Mi mamá no tuvo que contarme, la escuché llorar y la cama chirriar.
La escuché rogar que parara, la escuché decir que aún podíamos estar despiertos.
Yo solo lloré bajito, rogando que mi hermano se quedara dormido y no escuchara lo mismo que yo.
Tuve que contarle a mamá que dos enfermeros y un doctor se subieron sobre mi cuerpo para
forzar a la placenta a salir de mi cuerpo. Ella me dijo que le hicieron lo mismo cuando yo nací y casi muere de una hemorragia. Luego supe que la placenta baja sola aproximadamente media hora
después del parto, con la estimulación hormonal de la lactancia y después que la sangre haya fluido de regreso al bebé.
Un tío me platicó que mi abuela tuvo que parir bajo la lluvia al lado del río en Misantla, porque no querían sangre de india negra sobre la alfombra de la casa española de la familia de mi abuelo.
Una amiga me contó que ella no podía comer chiles rellenos desde que su papá agarró a patadas a su madre en el piso de la cocina por prepararlos una noche, bajo los gritos de “sabes que no me
gustan los chiles rellenos”.
Mi mamá finalmente pudo contarnos, que no fueron sólo agresiones sexuales, sino que le tumbó dos dientes, nos mantenía hambrientos, nos exponía dejándonos al cuidado de personas peligrosas y ejerció violencia vicaria contra nosotras, sin siquiera tener que llevarme lejos: me tenía secuestrada emocionalmente.
A ti y a mí, nuestra madre nos enseñó a caminar con las llaves empuñadas en la mano como un
arma, nos enseñó a caminar del lado contrario al sentido de los coches, nos mostró cómo picar los ojos con fuerza podía darnos valiosos segundos para huir.
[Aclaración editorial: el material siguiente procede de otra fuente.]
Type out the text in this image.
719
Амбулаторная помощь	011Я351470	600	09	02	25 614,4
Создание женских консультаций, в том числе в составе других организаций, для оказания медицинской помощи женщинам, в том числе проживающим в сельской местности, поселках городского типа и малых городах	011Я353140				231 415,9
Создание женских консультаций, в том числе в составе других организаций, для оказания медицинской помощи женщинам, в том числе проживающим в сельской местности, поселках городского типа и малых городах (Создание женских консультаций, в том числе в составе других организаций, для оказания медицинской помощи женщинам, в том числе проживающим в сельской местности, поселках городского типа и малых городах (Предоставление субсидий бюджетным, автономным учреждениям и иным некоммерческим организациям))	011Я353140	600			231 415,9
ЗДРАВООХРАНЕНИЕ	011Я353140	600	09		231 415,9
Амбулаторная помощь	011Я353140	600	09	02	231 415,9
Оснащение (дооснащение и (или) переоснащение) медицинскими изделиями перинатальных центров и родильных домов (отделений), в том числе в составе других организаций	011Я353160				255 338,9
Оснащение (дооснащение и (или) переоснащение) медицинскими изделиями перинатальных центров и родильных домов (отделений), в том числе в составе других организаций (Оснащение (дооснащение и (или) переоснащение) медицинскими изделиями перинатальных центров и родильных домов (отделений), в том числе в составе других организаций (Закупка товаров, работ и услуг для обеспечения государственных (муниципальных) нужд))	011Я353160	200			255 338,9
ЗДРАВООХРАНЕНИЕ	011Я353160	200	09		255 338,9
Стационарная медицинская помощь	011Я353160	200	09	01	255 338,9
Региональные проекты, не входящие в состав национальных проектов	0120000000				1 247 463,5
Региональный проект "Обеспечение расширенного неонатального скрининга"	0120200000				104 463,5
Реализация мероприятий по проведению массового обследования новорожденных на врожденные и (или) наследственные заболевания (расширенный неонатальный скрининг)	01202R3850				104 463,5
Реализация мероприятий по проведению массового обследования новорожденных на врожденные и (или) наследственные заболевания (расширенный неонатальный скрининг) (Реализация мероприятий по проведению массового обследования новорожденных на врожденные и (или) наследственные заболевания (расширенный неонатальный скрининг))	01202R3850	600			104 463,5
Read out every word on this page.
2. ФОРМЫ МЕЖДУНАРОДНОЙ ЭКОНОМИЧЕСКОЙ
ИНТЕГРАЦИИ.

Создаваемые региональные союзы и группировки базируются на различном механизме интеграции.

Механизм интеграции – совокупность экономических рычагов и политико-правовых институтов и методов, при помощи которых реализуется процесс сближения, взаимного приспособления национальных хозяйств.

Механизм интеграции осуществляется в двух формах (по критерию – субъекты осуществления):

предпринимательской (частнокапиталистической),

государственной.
Mi hija me enseñó el valor. Hoy que fui a recogerla al kínder, me vio y lloró y me dijo que ella había
dicho NO, pero que el maestro no hizo caso y la tocó en sus partes privadas.
Hoy mi hija y yo estamos rotas pero listas para enfrentarnos al agresor y al sistema que los protege.
Una mamá me dijo que los hijos de Carmina están pasando hambre. Hoy hay un montón de
mujeres transfiriendo sus últimos $100, $20 pesos a la cuenta de una abuela que se quedó con los
hijos de su amiga asesinada, que nunca recibieron justicia, que no tienen una compensación
económica que les permita una vida digna, la misma dignidad que su madre en vida les procuraba y que el gobierno hace de la vista gorda.
Las madres hablamos. Las hijas escuchamos. Las abuelas nos resguardan, el linaje nos soporta.
Estamos caminando juntas, arrastrando las piernas, los pies, las uñas ensangrentadas.
Cavamos en sus tumbas, rompemos sus vallas de policía, estamos llenas de historias, llenas de nombres, llenas de consecuencias.
Y esta vez tendrán que escuchar como nos derramamos sobre sus muros que se estremecen ante el estruendo de la multitud de mujeres enojadas.